The reality the author brings to this process is stunning. The writing is amazingly good, each word seemingly precisely chosen for the greatest impact. It is unbelievable that this is the author's first novel, the writing is so assured and compelling. This is definitely a book I will remember for a long time.
Very highly recommended!
More disturbingly, they start losing their memories. They become a form of zombies that roam the world without purpose or understanding, often acting violent. More disturbingly is that the shadowless obtain magical powers - in their efforts to remember who they are, their world, their fragments of memory become real - a twisted Dali-esque landscape of misshapened houses, grotesque creatures, inexplicable weather patterns...
The story focuses on a few central characters, namely Orlando Zhang and his wife Max who are attending a friend's wedding at a mountain resort in Virginia when they hear news of the "plague" has reached the US. They opt to stay put and 2 years later civilization no longer exists. Then one day Max loses her shadow. Fearful of what might happen if she mis-remembers Orlando, she leaves without telling him, which sends Orlando on a search for his wife.

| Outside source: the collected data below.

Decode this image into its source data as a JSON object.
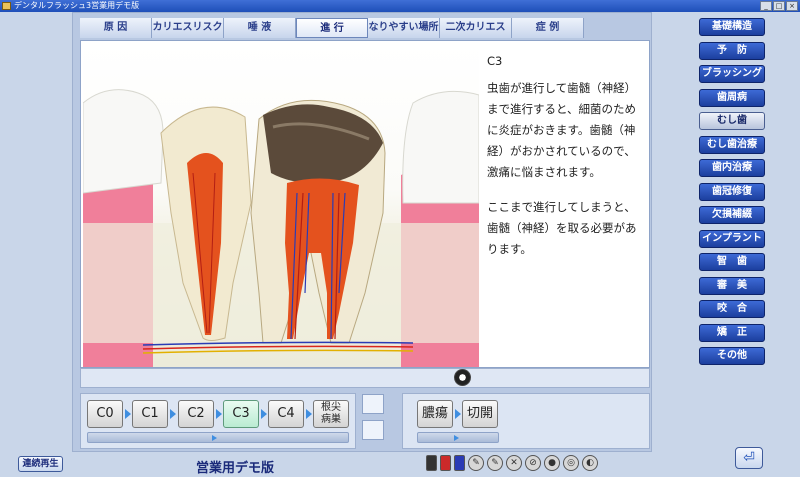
{
  "window": {
    "title": "デンタルフラッシュ3営業用デモ版",
    "controls": [
      "_",
      "□",
      "×"
    ]
  },
  "tabs": [
    {
      "label": "原 因",
      "active": false
    },
    {
      "label": "カリエスリスク",
      "active": false
    },
    {
      "label": "唾 液",
      "active": false
    },
    {
      "label": "進 行",
      "active": true
    },
    {
      "label": "なりやすい場所",
      "active": false
    },
    {
      "label": "二次カリエス",
      "active": false
    },
    {
      "label": "症 例",
      "active": false
    }
  ],
  "description": {
    "stage": "C3",
    "paragraph1": "虫歯が進行して歯髄（神経）まで進行すると、細菌のために炎症がおきます。歯髄（神経）がおかされているので、激痛に悩まされます。",
    "paragraph2": "ここまで進行してしまうと、歯髄（神経）を取る必要があります。"
  },
  "stage_buttons": {
    "c0": "C0",
    "c1": "C1",
    "c2": "C2",
    "c3": "C3",
    "c4": "C4",
    "apical_line1": "根尖",
    "apical_line2": "病巣",
    "active": "C3"
  },
  "symptom_buttons": {
    "abscess": "膿瘍",
    "incision": "切開"
  },
  "status_text": "営業用デモ版",
  "replay_label": "連続再生",
  "sidebar": [
    {
      "label": "基礎構造",
      "active": false
    },
    {
      "label": "予　防",
      "active": false
    },
    {
      "label": "ブラッシング",
      "active": false
    },
    {
      "label": "歯周病",
      "active": false
    },
    {
      "label": "むし歯",
      "active": true
    },
    {
      "label": "むし歯治療",
      "active": false
    },
    {
      "label": "歯内治療",
      "active": false
    },
    {
      "label": "歯冠修復",
      "active": false
    },
    {
      "label": "欠損補綴",
      "active": false
    },
    {
      "label": "インプラント",
      "active": false
    },
    {
      "label": "智　歯",
      "active": false
    },
    {
      "label": "審　美",
      "active": false
    },
    {
      "label": "咬　合",
      "active": false
    },
    {
      "label": "矯　正",
      "active": false
    },
    {
      "label": "その他",
      "active": false
    }
  ],
  "icons": {
    "app": "app-icon",
    "exit": "exit-icon",
    "play": "play-icon",
    "tools": [
      "ink-bottle-black-icon",
      "ink-bottle-red-icon",
      "ink-bottle-blue-icon",
      "pen-icon",
      "marker-icon",
      "eraser-icon",
      "clear-icon",
      "snapshot-icon",
      "zoom-icon",
      "settings-icon"
    ]
  },
  "colors": {
    "accent": "#1e4fb8",
    "sidebar_button": "#2a52b6",
    "active_stage": "#b9ebd2",
    "gum": "#f07f9a",
    "decay": "#5b4a3a"
  }
}
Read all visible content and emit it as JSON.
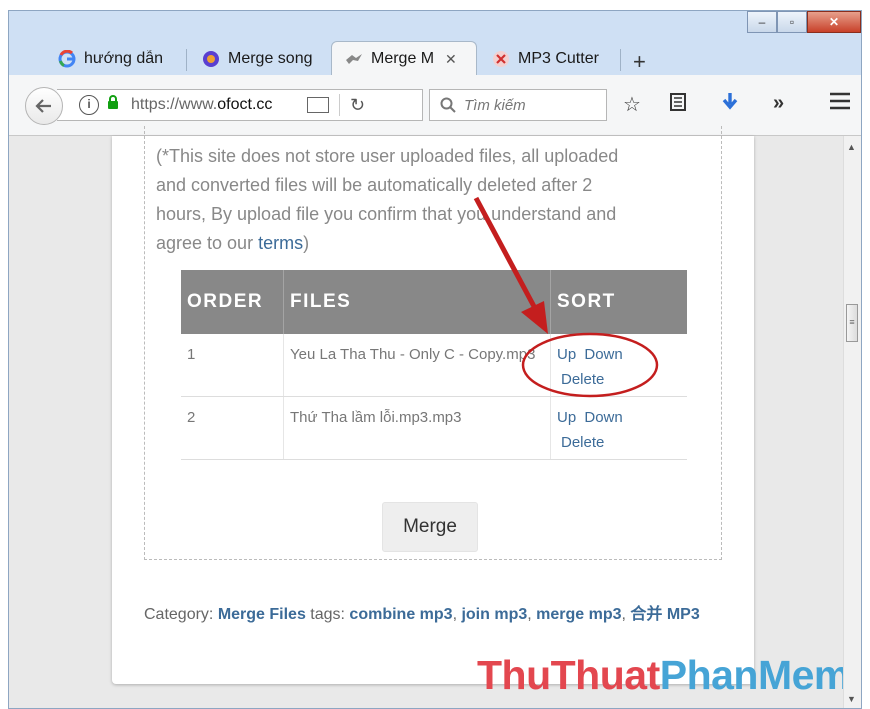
{
  "window": {
    "controls": {
      "minimize": "‒",
      "maximize": "▫",
      "close": "✕"
    }
  },
  "tabs": [
    {
      "label": "hướng dẫn",
      "icon": "google-icon"
    },
    {
      "label": "Merge song",
      "icon": "purple-circle-icon"
    },
    {
      "label": "Merge M",
      "icon": "bird-icon",
      "active": true,
      "close": "✕"
    },
    {
      "label": "MP3 Cutter",
      "icon": "scissors-icon"
    }
  ],
  "new_tab": "+",
  "nav": {
    "url_prefix": "https://www.",
    "url_domain": "ofoct.cc",
    "search_placeholder": "Tìm kiếm",
    "overflow": "»"
  },
  "page": {
    "notice_part1": "(*This site does not store user uploaded files, all uploaded and converted files will be automatically deleted after 2 hours, By upload file you confirm that you understand and agree to our ",
    "notice_link": "terms",
    "notice_part2": ")",
    "table": {
      "headers": [
        "ORDER",
        "FILES",
        "SORT"
      ],
      "rows": [
        {
          "order": "1",
          "file": "Yeu La Tha Thu - Only C - Copy.mp3",
          "up": "Up",
          "down": "Down",
          "delete": "Delete"
        },
        {
          "order": "2",
          "file": "Thứ Tha lầm lỗi.mp3.mp3",
          "up": "Up",
          "down": "Down",
          "delete": "Delete"
        }
      ]
    },
    "merge_button": "Merge",
    "category_label": "Category: ",
    "category_link": "Merge Files",
    "tags_label": " tags: ",
    "tags": [
      "combine mp3",
      "join mp3",
      "merge mp3",
      "合并 MP3"
    ]
  },
  "watermark": {
    "part1": "ThuThuat",
    "part2": "PhanMem.vn"
  },
  "colors": {
    "link": "#3c6b98",
    "header_bg": "#888888",
    "annotation": "#c41e1e"
  }
}
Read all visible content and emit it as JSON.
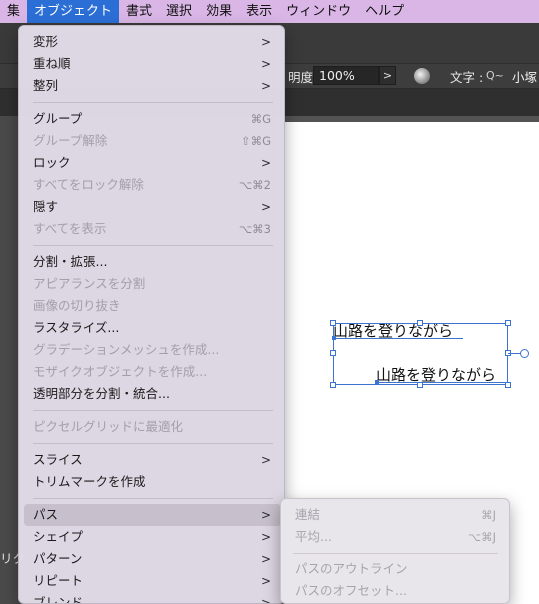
{
  "menubar": {
    "items": [
      "集",
      "オブジェクト",
      "書式",
      "選択",
      "効果",
      "表示",
      "ウィンドウ",
      "ヘルプ"
    ],
    "active_index": 1
  },
  "control_bar": {
    "opacity_label": "明度 :",
    "opacity_value": "100%",
    "arrow": ">",
    "char_label": "文字 :",
    "font_search": "Q~",
    "font_name": "小塚"
  },
  "left_stub": "リク",
  "canvas": {
    "line1": "山路を登りながら",
    "line2": "山路を登りながら",
    "selection_color": "#3b73d1"
  },
  "object_menu": {
    "items": [
      {
        "label": "変形",
        "arrow": ">",
        "shortcut": "",
        "disabled": false
      },
      {
        "label": "重ね順",
        "arrow": ">",
        "shortcut": "",
        "disabled": false
      },
      {
        "label": "整列",
        "arrow": ">",
        "shortcut": "",
        "disabled": false
      },
      {
        "label": "グループ",
        "arrow": "",
        "shortcut": "⌘G",
        "disabled": false
      },
      {
        "label": "グループ解除",
        "arrow": "",
        "shortcut": "⇧⌘G",
        "disabled": true
      },
      {
        "label": "ロック",
        "arrow": ">",
        "shortcut": "",
        "disabled": false
      },
      {
        "label": "すべてをロック解除",
        "arrow": "",
        "shortcut": "⌥⌘2",
        "disabled": true
      },
      {
        "label": "隠す",
        "arrow": ">",
        "shortcut": "",
        "disabled": false
      },
      {
        "label": "すべてを表示",
        "arrow": "",
        "shortcut": "⌥⌘3",
        "disabled": true
      },
      {
        "label": "分割・拡張...",
        "arrow": "",
        "shortcut": "",
        "disabled": false
      },
      {
        "label": "アピアランスを分割",
        "arrow": "",
        "shortcut": "",
        "disabled": true
      },
      {
        "label": "画像の切り抜き",
        "arrow": "",
        "shortcut": "",
        "disabled": true
      },
      {
        "label": "ラスタライズ...",
        "arrow": "",
        "shortcut": "",
        "disabled": false
      },
      {
        "label": "グラデーションメッシュを作成...",
        "arrow": "",
        "shortcut": "",
        "disabled": true
      },
      {
        "label": "モザイクオブジェクトを作成...",
        "arrow": "",
        "shortcut": "",
        "disabled": true
      },
      {
        "label": "透明部分を分割・統合...",
        "arrow": "",
        "shortcut": "",
        "disabled": false
      },
      {
        "label": "ピクセルグリッドに最適化",
        "arrow": "",
        "shortcut": "",
        "disabled": true
      },
      {
        "label": "スライス",
        "arrow": ">",
        "shortcut": "",
        "disabled": false
      },
      {
        "label": "トリムマークを作成",
        "arrow": "",
        "shortcut": "",
        "disabled": false
      },
      {
        "label": "パス",
        "arrow": ">",
        "shortcut": "",
        "disabled": false,
        "highlighted": true
      },
      {
        "label": "シェイプ",
        "arrow": ">",
        "shortcut": "",
        "disabled": false
      },
      {
        "label": "パターン",
        "arrow": ">",
        "shortcut": "",
        "disabled": false
      },
      {
        "label": "リピート",
        "arrow": ">",
        "shortcut": "",
        "disabled": false
      },
      {
        "label": "ブレンド",
        "arrow": ">",
        "shortcut": "",
        "disabled": false
      }
    ]
  },
  "path_submenu": {
    "items": [
      {
        "label": "連結",
        "shortcut": "⌘J",
        "disabled": true
      },
      {
        "label": "平均...",
        "shortcut": "⌥⌘J",
        "disabled": true
      },
      {
        "label": "パスのアウトライン",
        "shortcut": "",
        "disabled": true
      },
      {
        "label": "パスのオフセット...",
        "shortcut": "",
        "disabled": true
      }
    ]
  }
}
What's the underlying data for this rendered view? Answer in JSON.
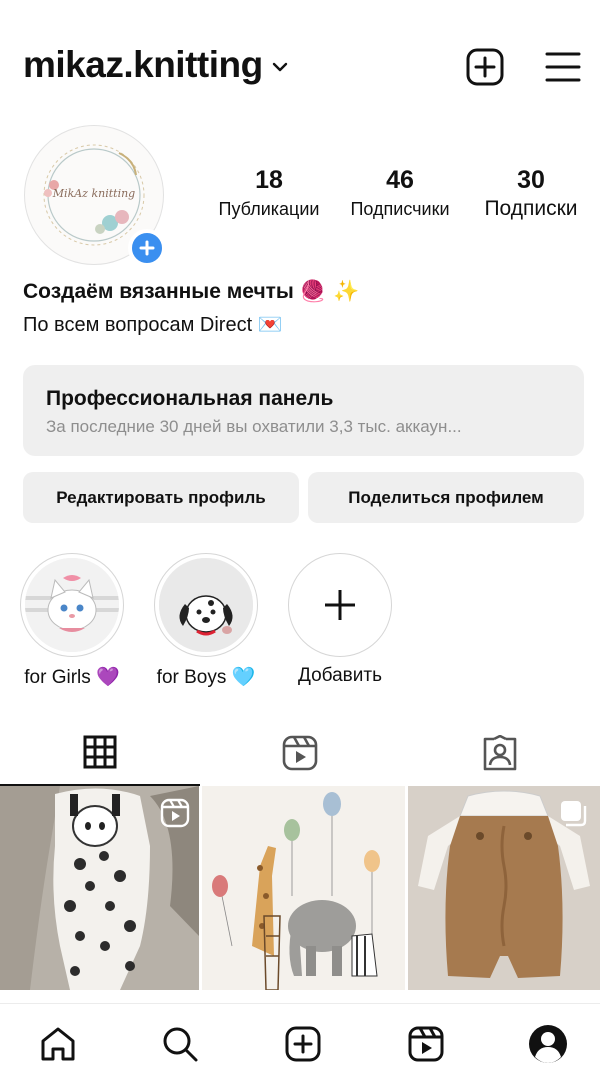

And so begins their separate journeys, and the people, shadowless and shadowed, they meet along their way. Unknownst to each other, they are both drawn south, to New Orleans where rumors of a man that exists, who goes by different names, "The One with a Middle but No Beginning", "The One with No Eyes", "The Stillmind" - A Saviour? or something else?
Its a mesmermizing tale, a surreal, post-appocolpytic horror story that touches deeply on what it means to human, and surprisingly, ends on an optimistic note.
One of the best books I've read in a long time.